The trouble is that there are several legal obstacles to instituting such ownership structures in Canada, including the fact that Ottawa doesn’t allow trusts to engage in leveraged buyouts on behalf of employees. But increasingly, it appears that politicians are willing to rewrite the tax code.
In its spring budget, the Liberal government said it would “examine” the barriers to creating EOTs. The Conservative Party recently went a step further. In its election platform, it pledged to allow the trusts to be established. And the party said that it would impart a tax advantage to sellers.

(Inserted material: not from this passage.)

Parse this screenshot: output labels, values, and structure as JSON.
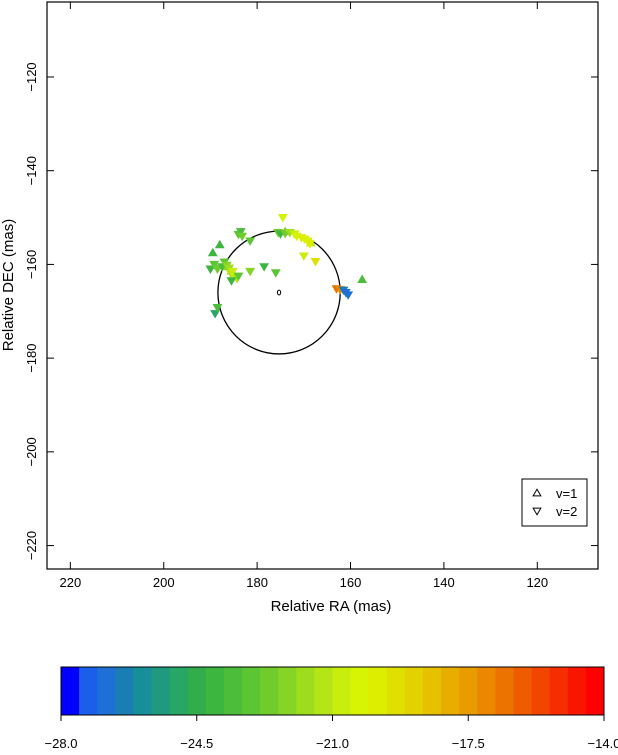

“This will take the form of a reduction in capital gains tax when the owner sells to a trust owned by the employees, enabling ownership to transfer to the people who have partnered in building the business,” the Tories’ platform said. “We will also ensure that BDC makes financing available to support these trusts,” it added, referencing the Business Development Bank of Canada, a Crown corporation.
The trust model is picking up momentum after a public campaign spearheaded by Jon Shell, managing director and partner at Social Capital Partners, a Toronto-based non-profit financing company. Earlier this year, SCP and the Healthcare of Ontario Pension Plan provided debt financing to transition Taylor Guitars, a San Diego–based guitar manufacturer, to employee ownership.
Mr. Shell has spoken with the Liberals and Conservatives about clearing the way for EOTs in Canada, and he’s optimistic it can happen under the new minority Liberal government, which will be looking for broad consensus on policy moves.
“It’s just one of those common sense, market-based solutions with huge, proven results,” he said. “And nobody in Canada’s ever heard of it.”
In Canada, there are existing forms of employee ownership. Stock options are a notable example, but they are usually given only to executives. The trust model, however, allows all employees to become company owners.
In the U.S., employees are able to accumulate company shares over time, which are cashed in at retirement or resignation. The Publix Super Markets chain, which has roughly 1,300 locations in the Southeastern U.S., has had a stock ownership plan for decades. The Atlanta Journal-Constitution reported in 2016 that a long-term employee cashed in more than US$1-million in company stock upon early retirement.
In Britain, employees who participate in EOTs are given annual bonuses out of company earnings, and they can each receive up to £3,600 ($6,250) tax-free every year.
Mr. Shell said he favours a hybrid approach that would allow Canadians to accumulate shares, but also to redeem some every year for additional pay. The key to making a domestic system work, he added, is to write EOTs explicitly into the tax code, while pairing them with tax incentives.
Even with a tax code that encourages EOTs, there would be cases where owners would want to bypass the trust model. They may simply get better deals from competitors or private-equity funds. Also, a seller may have to extend a significant amount of credit to its employees in a transaction. Paying that off could take time, and would be contingent on company performance.
Still, there appears to be an appetite for bringing EOTs to Canada. In a March survey, the Canadian Federation of Independent Business found that roughly six in 10 small business owners supported adopting the trust model. Around half of respondents said it would make them more likely to sell to their employees.